Mediation gives you complete control over the outcome of your divorce, and allows you to keep matters in your own hands as far as your children’s future is concerned.

With that being said, let’s take a look at some more benefits of mediation that are worth taking into consideration while deciding whether to go for a court battle or out of court settlement through mediation.

Mediation is Way Faster

Mediation not only allows you to control the outcome of your divorce, but also decide your own timeframe for the process. In fact, if both you and your spouse actually try to be reasonable enough, you may be able to come to a mutually acceptable agreement in just a few sessions.

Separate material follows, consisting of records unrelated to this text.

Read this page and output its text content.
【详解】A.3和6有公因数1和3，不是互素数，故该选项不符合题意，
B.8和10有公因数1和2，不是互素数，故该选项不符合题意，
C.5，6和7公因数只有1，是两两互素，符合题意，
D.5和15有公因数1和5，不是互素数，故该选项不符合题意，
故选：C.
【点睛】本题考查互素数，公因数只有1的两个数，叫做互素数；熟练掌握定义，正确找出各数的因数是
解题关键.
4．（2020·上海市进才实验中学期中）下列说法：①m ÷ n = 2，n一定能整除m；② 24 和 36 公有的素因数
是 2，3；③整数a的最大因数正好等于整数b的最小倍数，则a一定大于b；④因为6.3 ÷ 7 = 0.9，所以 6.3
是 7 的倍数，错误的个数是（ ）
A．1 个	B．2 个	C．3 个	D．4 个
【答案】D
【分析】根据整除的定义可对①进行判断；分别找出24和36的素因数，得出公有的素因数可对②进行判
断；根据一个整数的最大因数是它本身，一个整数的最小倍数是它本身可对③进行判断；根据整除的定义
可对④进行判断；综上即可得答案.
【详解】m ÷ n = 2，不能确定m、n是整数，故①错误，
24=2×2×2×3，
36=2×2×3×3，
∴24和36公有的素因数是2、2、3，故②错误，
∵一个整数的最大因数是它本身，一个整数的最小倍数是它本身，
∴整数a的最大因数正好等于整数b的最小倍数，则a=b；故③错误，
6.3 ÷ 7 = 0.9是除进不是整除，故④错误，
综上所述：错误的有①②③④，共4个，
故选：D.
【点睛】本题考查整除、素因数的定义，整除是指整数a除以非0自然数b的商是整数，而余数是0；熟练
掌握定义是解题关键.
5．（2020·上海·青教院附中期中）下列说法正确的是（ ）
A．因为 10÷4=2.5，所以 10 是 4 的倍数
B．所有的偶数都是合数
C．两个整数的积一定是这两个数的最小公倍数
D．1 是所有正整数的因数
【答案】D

Now, if you’re even remotely aware of court proceedings, you know that it can take terribly long to settle a divorce case in a court, thanks to months of waiting time. And this phase can be really, really difficult for the divorcing couple, as they have to live together with many unresolved issues even after deciding to separate.

Similarly, it’s also worth taking into consideration how massive the difference in the costs may turn out to be. Lawyers in areas such as Los Gatos, Campbell and Milpitas may charge in the range of $400 – $500 an hour. Given how long a divorce case may take to be resolved, and the fact that you and your spouse will be hiring separate lawyers, you may very well end up spending a staggering amount in your lawyers’ fees alone.

A mediator would typically charge a considerably lower rate, but more importantly, help you resolve the issues and reach an agreement way faster, meaning that you will be saving a huge amount of money.

Greater Confidentiality

All work notes and documents based on the discussions while mediating are confidential. Of course, even the meetings – which involve just you, your spouse and the mediator – are private and usually held at the mediator’s office. Sometimes, meetings are even held via Skype or a conference call.

On the other hand, adversarial proceeding involve discussing your personal issues in public, usually in front of people of your community, as well as the judge, lawyers, court employees and other attorneys. It may turn out to be dreadful to discuss your children and other personal issues in front of so many strangers, with most of them having nothing to do with your case.

More Flexible

It goes without saying that mediation is way more flexible than court proceedings. You can have a mediating session at a time of your choice, be it in the evening or a weekend. Furthermore, you can also mediate just as effectively even while choosing to not be in the same reason with your spouse, using applications such as Skype or other online services, or even a conference call.

When it comes to adversarial proceedings, you have no option but to follow the court’s rigid timings. And of course, with the overflowing dockets of the court, you may also have to waste quite a bit of time waiting for your case to be discussed, and then wait again for a few months for another session.